In atherosclerotic cardiovascular disease, arteries narrowed or blocked by the accumulation of fatty plaques is the leading global cause of death, and is often driven by coronary artery disease.

Early Recognition of Coronary Artery Disease Using Artificial Intelligence Electrocardiograms

Image Credit: MayoClinic

Artificial intelligence (AI) from patient electrocardiograms (ECGs) may be an innovative solution to enhance heart disease risk assessment. Research published in eClinicalMedicine reveals that ECG-AI can flag some risks years earlier than current risk calculator equations by pinpointing signs of coronary artery disease such as calcification and blockages, and also evidence of a prior heart attack.

The initial sign of coronary artery disease is sudden death or a major heart attack. Many people may not be aware of it. Clinician tools, like the pooled cohort equation, help to determine a patient's 10-year risk for heart attacks and strokes. The tools guide shared decisions about the period of therapies with limitations.

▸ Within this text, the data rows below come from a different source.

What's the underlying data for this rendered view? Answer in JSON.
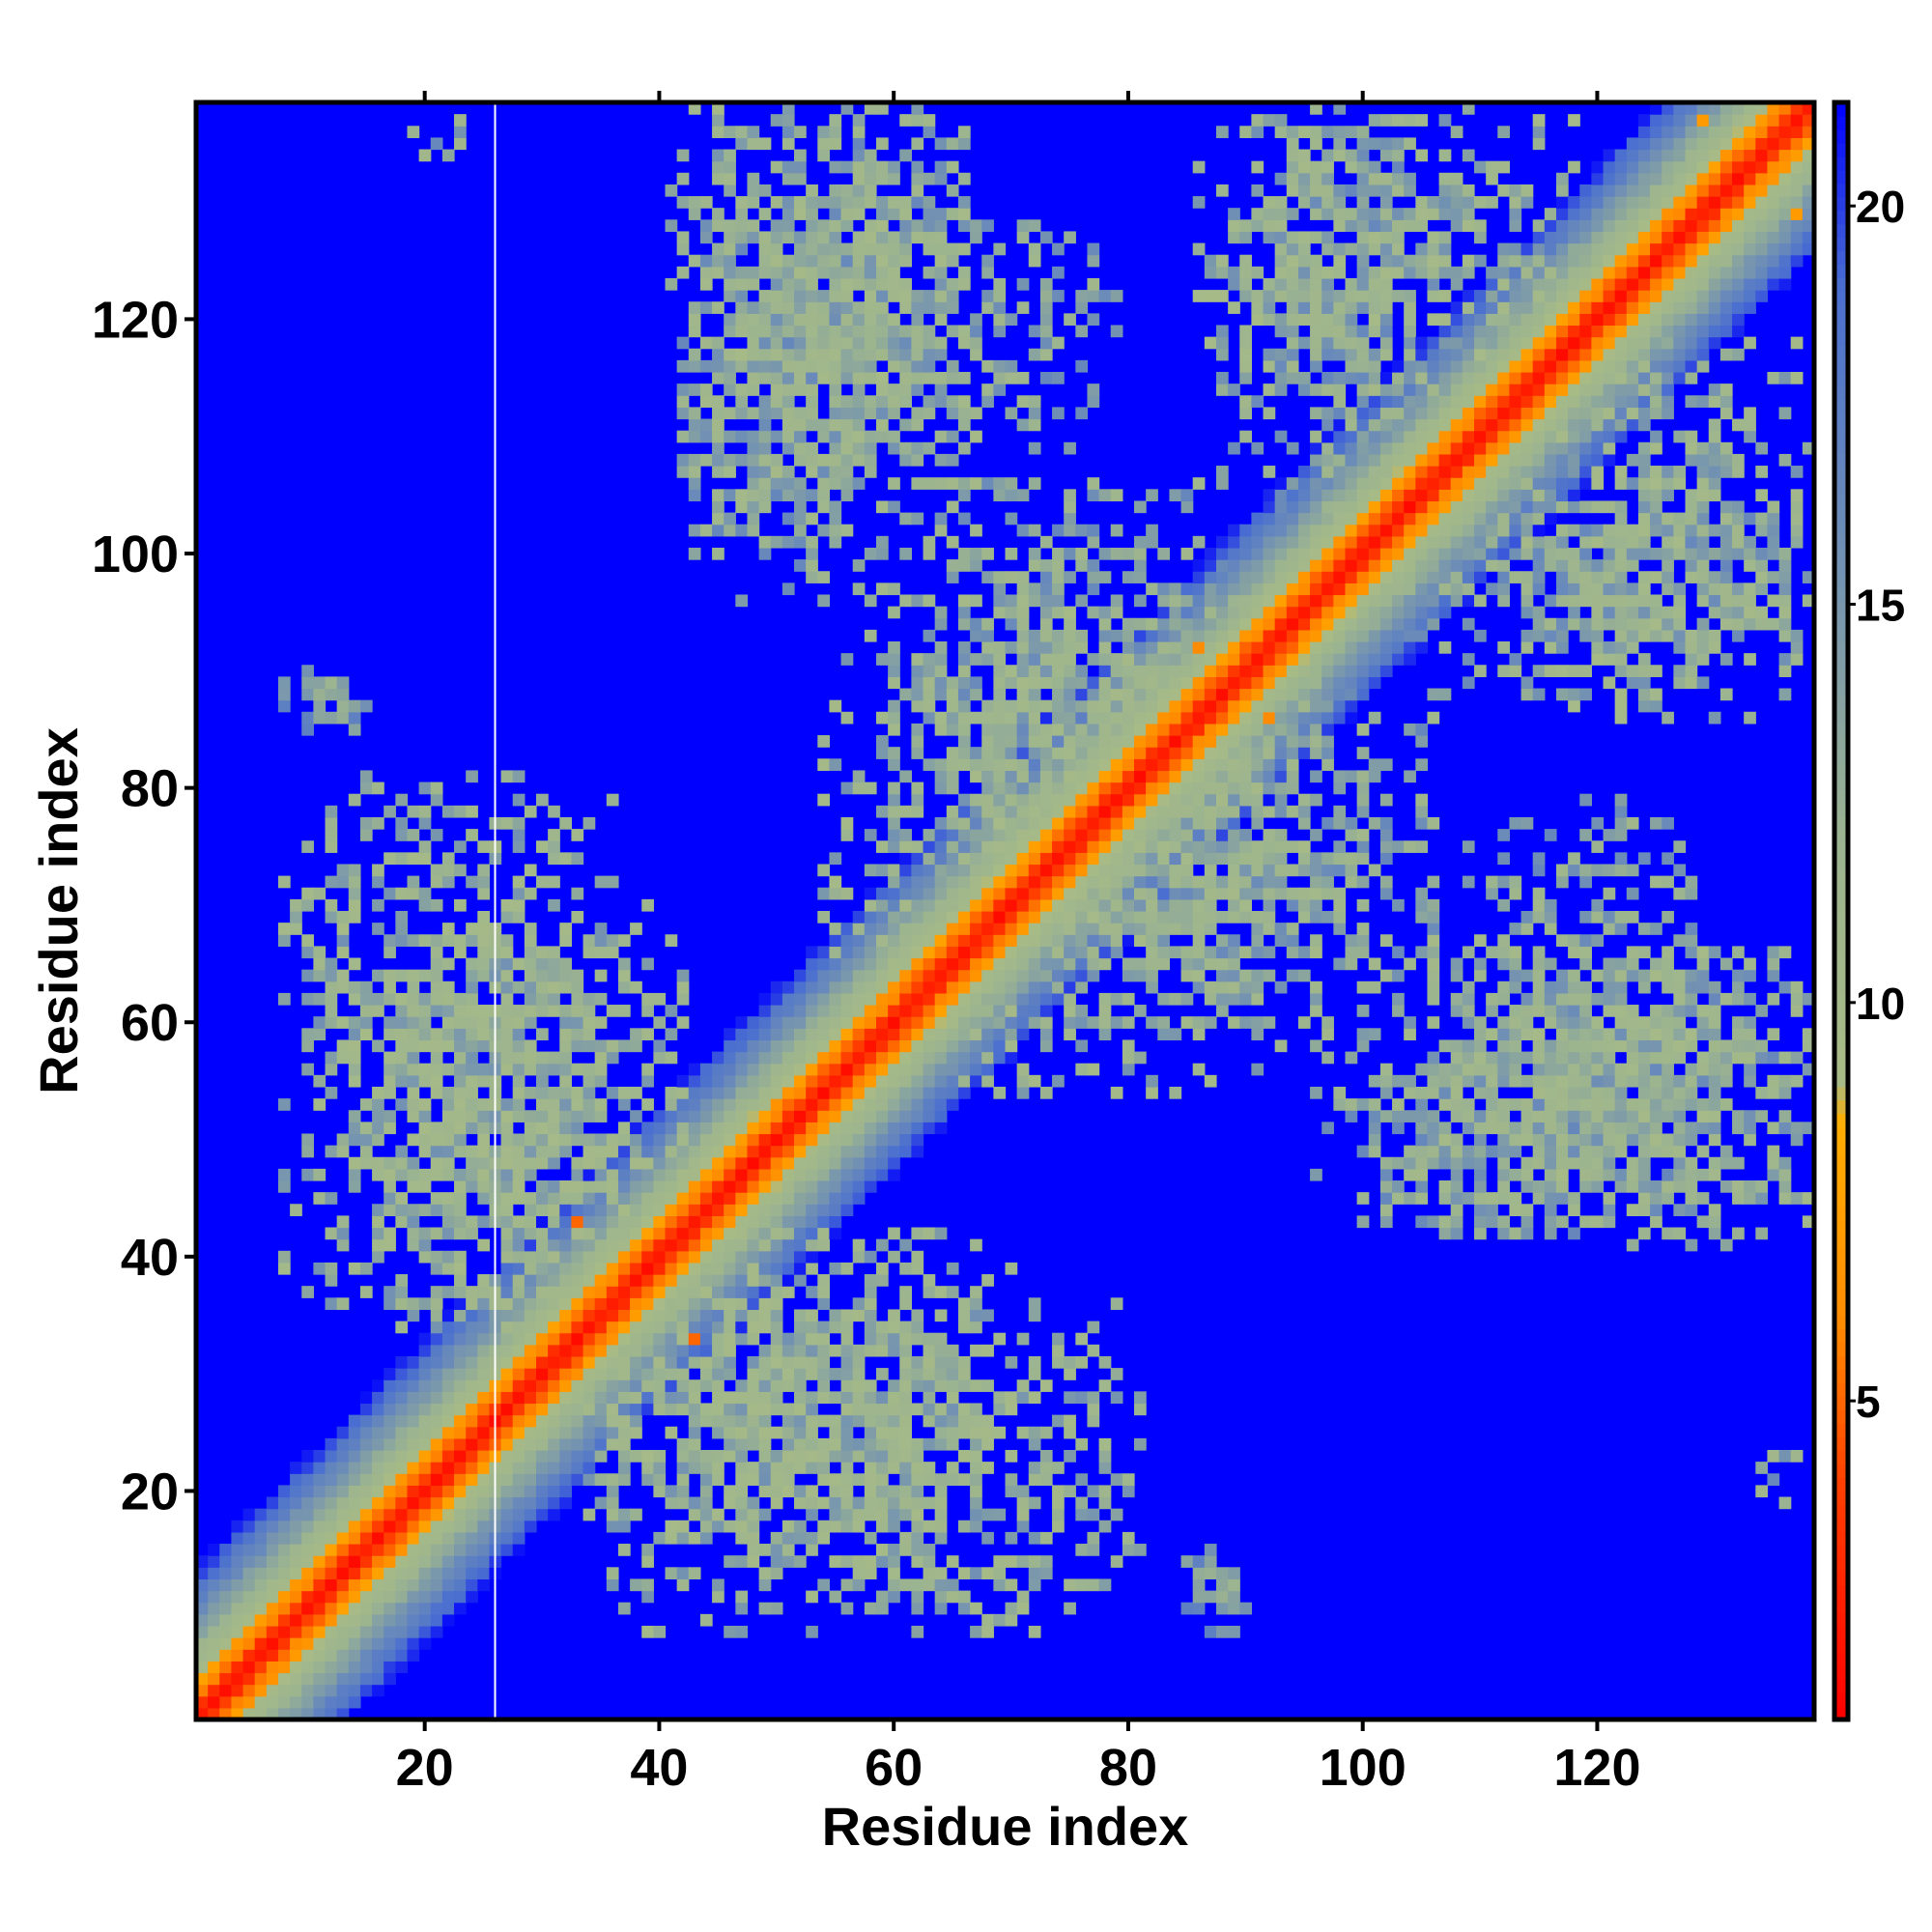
{
  "chart_data": {
    "type": "heatmap",
    "title": "",
    "xlabel": "Residue index",
    "ylabel": "Residue index",
    "n_residues": 138,
    "xlim": [
      1,
      138
    ],
    "ylim": [
      1,
      138
    ],
    "x_ticks": [
      20,
      40,
      60,
      80,
      100,
      120
    ],
    "y_ticks": [
      20,
      40,
      60,
      80,
      100,
      120
    ],
    "grid": false,
    "colorbar": {
      "position": "right",
      "range": [
        1,
        21.3
      ],
      "ticks": [
        5,
        10,
        15,
        20
      ],
      "stops": [
        {
          "value": 1,
          "color": "#ff0000"
        },
        {
          "value": 4,
          "color": "#ff4000"
        },
        {
          "value": 6,
          "color": "#ff8c00"
        },
        {
          "value": 8.5,
          "color": "#ffae00"
        },
        {
          "value": 9,
          "color": "#a8bb86"
        },
        {
          "value": 12,
          "color": "#9cb48f"
        },
        {
          "value": 16,
          "color": "#6c8cb8"
        },
        {
          "value": 19,
          "color": "#4a6fd0"
        },
        {
          "value": 21.3,
          "color": "#0000ff"
        }
      ]
    },
    "background_value": 21.3,
    "cutoff": 21,
    "vertical_line_x": 26,
    "diagonal_profile": [
      {
        "offset": 0,
        "value": 2
      },
      {
        "offset": 1,
        "value": 3.5
      },
      {
        "offset": 2,
        "value": 5.5
      },
      {
        "offset": 3,
        "value": 7
      },
      {
        "offset": 4,
        "value": 9.5
      },
      {
        "offset": 6,
        "value": 12
      },
      {
        "offset": 8,
        "value": 14.5
      },
      {
        "offset": 10,
        "value": 17
      },
      {
        "offset": 12,
        "value": 19.5
      },
      {
        "offset": 13,
        "value": 21
      }
    ],
    "contact_regions": [
      {
        "i_range": [
          8,
          37
        ],
        "j_range": [
          36,
          81
        ],
        "level": 12
      },
      {
        "i_range": [
          34,
          70
        ],
        "j_range": [
          14,
          42
        ],
        "level": 12
      },
      {
        "i_range": [
          41,
          67
        ],
        "j_range": [
          102,
          138
        ],
        "level": 12
      },
      {
        "i_range": [
          42,
          79
        ],
        "j_range": [
          108,
          129
        ],
        "level": 13
      },
      {
        "i_range": [
          54,
          96
        ],
        "j_range": [
          65,
          91
        ],
        "level": 12
      },
      {
        "i_range": [
          80,
          106
        ],
        "j_range": [
          58,
          88
        ],
        "level": 13
      },
      {
        "i_range": [
          86,
          118
        ],
        "j_range": [
          114,
          138
        ],
        "level": 12
      },
      {
        "i_range": [
          104,
          137
        ],
        "j_range": [
          88,
          106
        ],
        "level": 13
      },
      {
        "i_range": [
          114,
          137
        ],
        "j_range": [
          44,
          66
        ],
        "level": 13
      },
      {
        "i_range": [
          96,
          116
        ],
        "j_range": [
          43,
          58
        ],
        "level": 13
      },
      {
        "i_range": [
          85,
          90
        ],
        "j_range": [
          8,
          15
        ],
        "level": 14
      },
      {
        "i_range": [
          134,
          137
        ],
        "j_range": [
          17,
          25
        ],
        "level": 13
      }
    ],
    "close_contacts": [
      {
        "i": 33,
        "j": 43,
        "value": 5
      },
      {
        "i": 43,
        "j": 33,
        "value": 5
      },
      {
        "i": 86,
        "j": 92,
        "value": 6
      },
      {
        "i": 92,
        "j": 86,
        "value": 6
      },
      {
        "i": 137,
        "j": 129,
        "value": 7
      },
      {
        "i": 129,
        "j": 137,
        "value": 7
      }
    ]
  }
}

The heart's electrical activity can be measured by ECG, which is a widely available test. Using electrical signals from the trained AI, one can identify and detect hidden patterns of disease.

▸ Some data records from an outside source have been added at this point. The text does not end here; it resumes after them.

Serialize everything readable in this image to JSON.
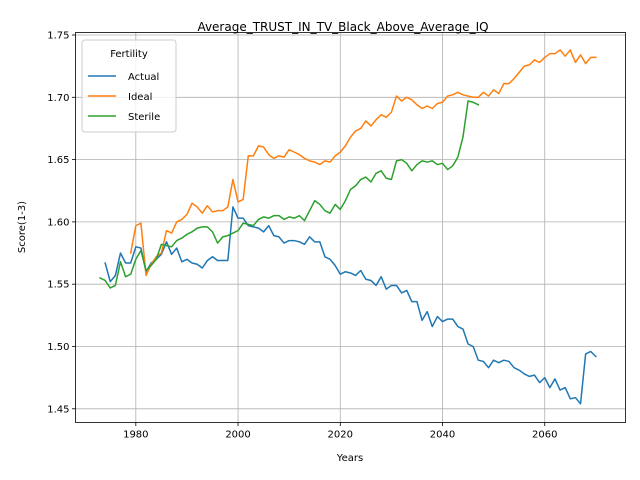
{
  "chart_data": {
    "type": "line",
    "title": "Average_TRUST_IN_TV_Black_Above_Average_IQ",
    "xlabel": "Years",
    "ylabel": "Score(1-3)",
    "xlim": [
      1968.2,
      2075.8
    ],
    "ylim": [
      1.439,
      1.752
    ],
    "xticks": [
      1980,
      2000,
      2020,
      2040,
      2060
    ],
    "yticks": [
      1.45,
      1.5,
      1.55,
      1.6,
      1.65,
      1.7,
      1.75
    ],
    "ytick_labels": [
      "1.45",
      "1.50",
      "1.55",
      "1.60",
      "1.65",
      "1.70",
      "1.75"
    ],
    "grid": true,
    "legend": {
      "title": "Fertility",
      "placement": "top-left"
    },
    "series": [
      {
        "name": "Actual",
        "color": "#1f77b4",
        "x": [
          1974,
          1975,
          1976,
          1977,
          1978,
          1979,
          1980,
          1981,
          1982,
          1983,
          1984,
          1985,
          1986,
          1987,
          1988,
          1989,
          1990,
          1991,
          1992,
          1993,
          1994,
          1995,
          1996,
          1997,
          1998,
          1999,
          2000,
          2001,
          2002,
          2003,
          2004,
          2005,
          2006,
          2007,
          2008,
          2009,
          2010,
          2011,
          2012,
          2013,
          2014,
          2015,
          2016,
          2017,
          2018,
          2019,
          2020,
          2021,
          2022,
          2023,
          2024,
          2025,
          2026,
          2027,
          2028,
          2029,
          2030,
          2031,
          2032,
          2033,
          2034,
          2035,
          2036,
          2037,
          2038,
          2039,
          2040,
          2041,
          2042,
          2043,
          2044,
          2045,
          2046,
          2047,
          2048,
          2049,
          2050,
          2051,
          2052,
          2053,
          2054,
          2055,
          2056,
          2057,
          2058,
          2059,
          2060,
          2061,
          2062,
          2063,
          2064,
          2065,
          2066,
          2067,
          2068,
          2069,
          2070
        ],
        "y": [
          1.567,
          1.552,
          1.557,
          1.575,
          1.567,
          1.567,
          1.58,
          1.579,
          1.56,
          1.567,
          1.57,
          1.574,
          1.584,
          1.574,
          1.579,
          1.568,
          1.57,
          1.567,
          1.566,
          1.563,
          1.569,
          1.572,
          1.569,
          1.569,
          1.569,
          1.612,
          1.603,
          1.603,
          1.597,
          1.596,
          1.595,
          1.592,
          1.597,
          1.589,
          1.588,
          1.583,
          1.585,
          1.585,
          1.584,
          1.582,
          1.588,
          1.584,
          1.584,
          1.572,
          1.57,
          1.565,
          1.558,
          1.56,
          1.559,
          1.557,
          1.561,
          1.554,
          1.553,
          1.549,
          1.556,
          1.546,
          1.549,
          1.549,
          1.543,
          1.545,
          1.536,
          1.536,
          1.521,
          1.528,
          1.516,
          1.524,
          1.52,
          1.522,
          1.522,
          1.516,
          1.514,
          1.502,
          1.5,
          1.489,
          1.488,
          1.483,
          1.489,
          1.487,
          1.489,
          1.488,
          1.483,
          1.481,
          1.478,
          1.476,
          1.477,
          1.471,
          1.475,
          1.467,
          1.474,
          1.465,
          1.467,
          1.458,
          1.459,
          1.454,
          1.494,
          1.496,
          1.492
        ]
      },
      {
        "name": "Ideal",
        "color": "#ff7f0e",
        "x": [
          1979,
          1980,
          1981,
          1982,
          1983,
          1984,
          1985,
          1986,
          1987,
          1988,
          1989,
          1990,
          1991,
          1992,
          1993,
          1994,
          1995,
          1996,
          1997,
          1998,
          1999,
          2000,
          2001,
          2002,
          2003,
          2004,
          2005,
          2006,
          2007,
          2008,
          2009,
          2010,
          2011,
          2012,
          2013,
          2014,
          2015,
          2016,
          2017,
          2018,
          2019,
          2020,
          2021,
          2022,
          2023,
          2024,
          2025,
          2026,
          2027,
          2028,
          2029,
          2030,
          2031,
          2032,
          2033,
          2034,
          2035,
          2036,
          2037,
          2038,
          2039,
          2040,
          2041,
          2042,
          2043,
          2044,
          2045,
          2046,
          2047,
          2048,
          2049,
          2050,
          2051,
          2052,
          2053,
          2054,
          2055,
          2056,
          2057,
          2058,
          2059,
          2060,
          2061,
          2062,
          2063,
          2064,
          2065,
          2066,
          2067,
          2068,
          2069,
          2070
        ],
        "y": [
          1.575,
          1.597,
          1.599,
          1.557,
          1.566,
          1.572,
          1.575,
          1.593,
          1.591,
          1.6,
          1.602,
          1.606,
          1.615,
          1.612,
          1.607,
          1.613,
          1.608,
          1.609,
          1.609,
          1.612,
          1.634,
          1.616,
          1.618,
          1.653,
          1.653,
          1.661,
          1.66,
          1.654,
          1.651,
          1.653,
          1.652,
          1.658,
          1.656,
          1.654,
          1.651,
          1.649,
          1.648,
          1.646,
          1.649,
          1.648,
          1.653,
          1.656,
          1.661,
          1.668,
          1.673,
          1.675,
          1.681,
          1.677,
          1.682,
          1.686,
          1.684,
          1.688,
          1.701,
          1.697,
          1.7,
          1.698,
          1.694,
          1.691,
          1.693,
          1.691,
          1.695,
          1.696,
          1.701,
          1.702,
          1.704,
          1.702,
          1.701,
          1.7,
          1.7,
          1.704,
          1.701,
          1.706,
          1.703,
          1.711,
          1.711,
          1.715,
          1.72,
          1.725,
          1.726,
          1.73,
          1.728,
          1.732,
          1.735,
          1.735,
          1.738,
          1.733,
          1.738,
          1.728,
          1.734,
          1.727,
          1.732,
          1.732
        ]
      },
      {
        "name": "Sterile",
        "color": "#2ca02c",
        "x": [
          1973,
          1974,
          1975,
          1976,
          1977,
          1978,
          1979,
          1980,
          1981,
          1982,
          1983,
          1984,
          1985,
          1986,
          1987,
          1988,
          1989,
          1990,
          1991,
          1992,
          1993,
          1994,
          1995,
          1996,
          1997,
          1998,
          1999,
          2000,
          2001,
          2002,
          2003,
          2004,
          2005,
          2006,
          2007,
          2008,
          2009,
          2010,
          2011,
          2012,
          2013,
          2014,
          2015,
          2016,
          2017,
          2018,
          2019,
          2020,
          2021,
          2022,
          2023,
          2024,
          2025,
          2026,
          2027,
          2028,
          2029,
          2030,
          2031,
          2032,
          2033,
          2034,
          2035,
          2036,
          2037,
          2038,
          2039,
          2040,
          2041,
          2042,
          2043,
          2044,
          2045,
          2046,
          2047
        ],
        "y": [
          1.555,
          1.553,
          1.547,
          1.549,
          1.568,
          1.556,
          1.558,
          1.57,
          1.577,
          1.561,
          1.565,
          1.57,
          1.582,
          1.581,
          1.58,
          1.585,
          1.587,
          1.59,
          1.592,
          1.595,
          1.596,
          1.596,
          1.592,
          1.583,
          1.588,
          1.589,
          1.591,
          1.593,
          1.599,
          1.598,
          1.597,
          1.602,
          1.604,
          1.603,
          1.605,
          1.605,
          1.602,
          1.604,
          1.603,
          1.605,
          1.601,
          1.609,
          1.617,
          1.614,
          1.609,
          1.607,
          1.614,
          1.61,
          1.617,
          1.626,
          1.629,
          1.634,
          1.636,
          1.632,
          1.639,
          1.641,
          1.635,
          1.634,
          1.649,
          1.65,
          1.647,
          1.641,
          1.646,
          1.649,
          1.648,
          1.649,
          1.646,
          1.647,
          1.642,
          1.645,
          1.652,
          1.668,
          1.697,
          1.696,
          1.694
        ]
      }
    ]
  }
}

Mayo Clinic and Anumana developed ECG-AI to predict coronary artery disease using the retrospective analysis of electronic health data of over 7 million patients across the US. Three separate ECG-AI models are trained, one each to detect coronary artery calcium, coronary artery blockage, and segments of the heart's left ventricle not moving well—an indication of a prior heart attack.

Used together, the three independent ECG-AI models predicted which patients had a high risk of hidden coronary artery disease, and therefore a high risk of having a heart attack. This is important information to guide our conversations with patients at the point of care, especially since the AI was useful in calculating these risks for as short as three years.

Francisco Lopez-Jimenez MD, Study Senior Author and Cardiologist, Mayo Clinic

Francisco Lopez-Jimenez adds, “Used alone, the pooled cohort equation estimates the 10-year risk of developing cardiovascular disease. The addition of ECG-AI to see hidden risks sooner has the potential to save more lives. This model may also help identify people who do not know they have coronary disease who may benefit from lifesaving therapies”.

The research was funded by Anumana, a spinoff company of reference, and Mayo Clinic. Mayo Clinic has granted a license for this technology to Anumana. If this technology is commercialized, both the Mayo Clinic and the authors of the study may stand to benefit financially in the future.

Journal Reference:

Awasthi, S., et al. (2023). Identification and risk stratification of coronary disease by artificial intelligence-enabled ECG. eClinicalMedicine.